Esa pregunta, si bien era la más razonable de las dos, la pilló desprevenida. Si, se había convencido de que era por la isla, pero viendo a Hera ahí, tan confusa y cabreada, aunque no con ella, otra respuesta le vino a la cabeza. Una más honesta, y le proporcionó más consuelo que todo el orgullo de aquel mes.

– Que, con el engaño de Zeus, y el secreto de Poseidón, no me tomáis tan en serio, como me hicisteis– dijo, sintiéndose aliviada por darse cuenta– Pero Zeus sé que lo hizo por egoísmo. De Poseidón quiero creer que lo hacía por preocupación.

– Por suerte para ti, y desgracia para mí, tienes razón– dijo ella, algo fastidiada por no poder vengarse.

– Anda ya– soltó Clito, sin poder creer la humildad de aquellas palabras, aunque a Hera no se sintiera bien con ellas.

– Poseidón te quiere, y es capaz de arrasar alguna nación, con tal de vengarte– aclaró, relajando más su cuerpo– Y ni siquiera querías consumar con Zeus, eso es una novedad para mí.

– Pues si no vas a matarme, ni a humillarme, deja que diga una cosa más– dijo, con algo más de cautela.

            Hera no creía que ella tuviera que decir más, ya que prácticamente habían aclarado la situación. Pero Clito era una chica entregada a su gente, a las personas con las que se había criado, navegado por diferentes aguas del mundo. Y como decidió no contar que estaban encima del Tártaro, porque les había costado encontrar un lugar estable donde asentarse, debía buscar otras alternativas de protección.

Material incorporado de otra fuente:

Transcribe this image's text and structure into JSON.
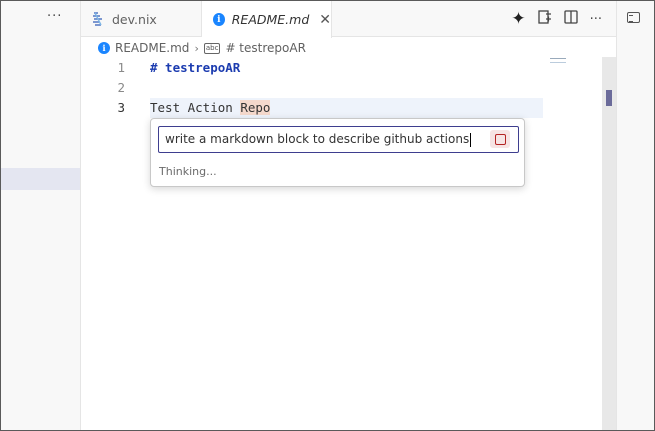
{
  "sidebar": {
    "more_label": "···"
  },
  "tabs": [
    {
      "label": "dev.nix",
      "active": false
    },
    {
      "label": "README.md",
      "active": true,
      "close_label": "✕"
    }
  ],
  "tab_actions": {
    "sparkle": "✦",
    "more": "···"
  },
  "breadcrumb": {
    "file": "README.md",
    "separator": "›",
    "symbol": "# testrepoAR",
    "symbol_icon_text": "abc"
  },
  "editor": {
    "lines": [
      {
        "number": "1",
        "text": "# testrepoAR"
      },
      {
        "number": "2",
        "text": ""
      },
      {
        "number": "3",
        "text_before": "Test Action ",
        "highlighted": "Repo"
      }
    ]
  },
  "inline_chat": {
    "input_value": "write a markdown block to describe github actions",
    "status": "Thinking..."
  },
  "colors": {
    "accent": "#1a85ff",
    "heading": "#1c3cb0",
    "stop": "#b42323"
  },
  "icons": [
    "nix-file-icon",
    "info-icon",
    "close-icon",
    "sparkle-icon",
    "diff-icon",
    "split-editor-icon",
    "more-icon",
    "symbol-string-icon",
    "stop-icon",
    "panel-icon"
  ]
}
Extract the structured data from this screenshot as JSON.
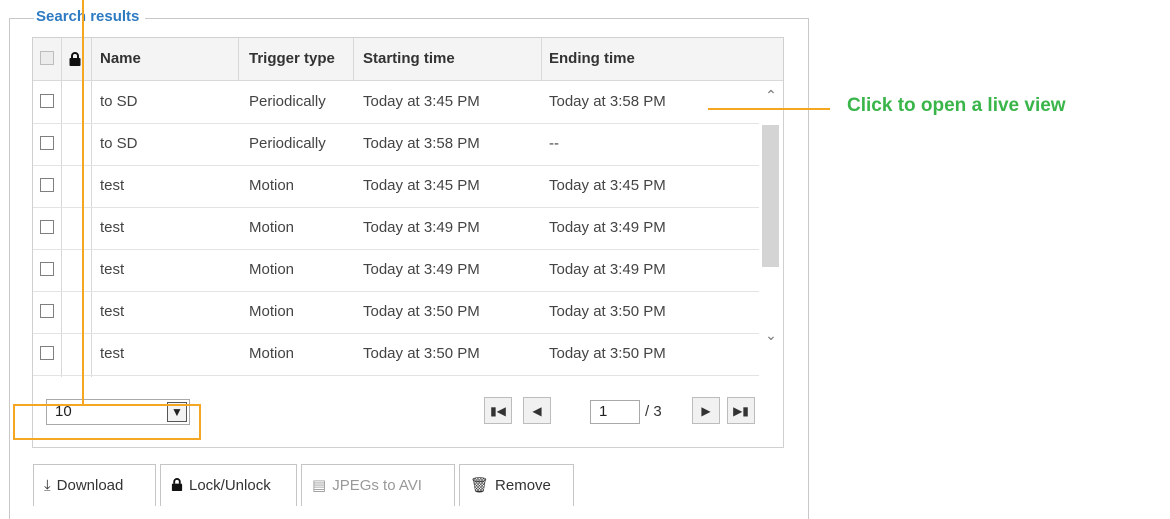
{
  "group_title": "Search results",
  "columns": [
    "Name",
    "Trigger type",
    "Starting time",
    "Ending time"
  ],
  "rows": [
    {
      "name": "to SD",
      "trigger": "Periodically",
      "start": "Today at 3:45 PM",
      "end": "Today at 3:58 PM"
    },
    {
      "name": "to SD",
      "trigger": "Periodically",
      "start": "Today at 3:58 PM",
      "end": "--"
    },
    {
      "name": "test",
      "trigger": "Motion",
      "start": "Today at 3:45 PM",
      "end": "Today at 3:45 PM"
    },
    {
      "name": "test",
      "trigger": "Motion",
      "start": "Today at 3:49 PM",
      "end": "Today at 3:49 PM"
    },
    {
      "name": "test",
      "trigger": "Motion",
      "start": "Today at 3:49 PM",
      "end": "Today at 3:49 PM"
    },
    {
      "name": "test",
      "trigger": "Motion",
      "start": "Today at 3:50 PM",
      "end": "Today at 3:50 PM"
    },
    {
      "name": "test",
      "trigger": "Motion",
      "start": "Today at 3:50 PM",
      "end": "Today at 3:50 PM"
    }
  ],
  "pager": {
    "per_page": "10",
    "current_page": "1",
    "total_label": "/ 3"
  },
  "actions": {
    "download": "Download",
    "lock": "Lock/Unlock",
    "jpegs": "JPEGs to AVI",
    "remove": "Remove"
  },
  "annotation": {
    "text": "Click to open a live view",
    "color": "#3ab54a",
    "line_color": "#f5a623"
  },
  "icons": {
    "lock": "lock-icon",
    "download": "download-icon",
    "film": "film-icon",
    "trash": "trash-icon",
    "first": "first-page-icon",
    "prev": "prev-page-icon",
    "next": "next-page-icon",
    "last": "last-page-icon"
  },
  "colors": {
    "legend": "#2e7bc2",
    "border": "#d0d0d0"
  }
}
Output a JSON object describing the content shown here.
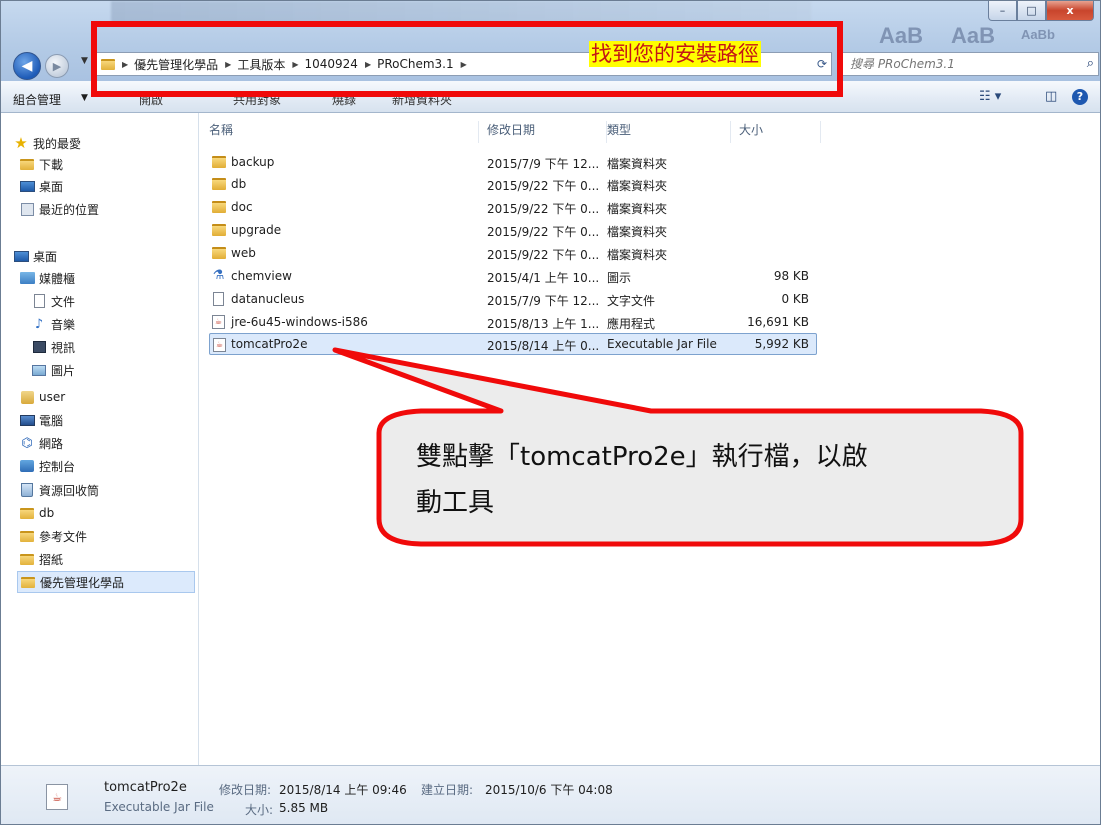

– Adelante– dijo, con más curiosidad de lo que pretendía admitir.

– No pido tu amistad, porque ninguna lo queremos – aclaró inicialmente, siendo consciente de su relación tensa.

– Eres una chica lista – dijo Hera, admirando su falta de inocencia.

– Pero si una tregua. Me escojáis, o no, como vuestra mortal en la Gigantomaquia, yo y mi pueblo, estamos en primera línea de fuego– advirtió, insinuando lo más evidente.

– Puede que sea vengativa, pero también soy justa– dijo, mientras le ofrecía su mano– No haré un juramento de sangre, pero tienes mi palabra: tú, y tu gente, contaréis con la protección de todo el Olimpo, pase lo que pase con los gigantes.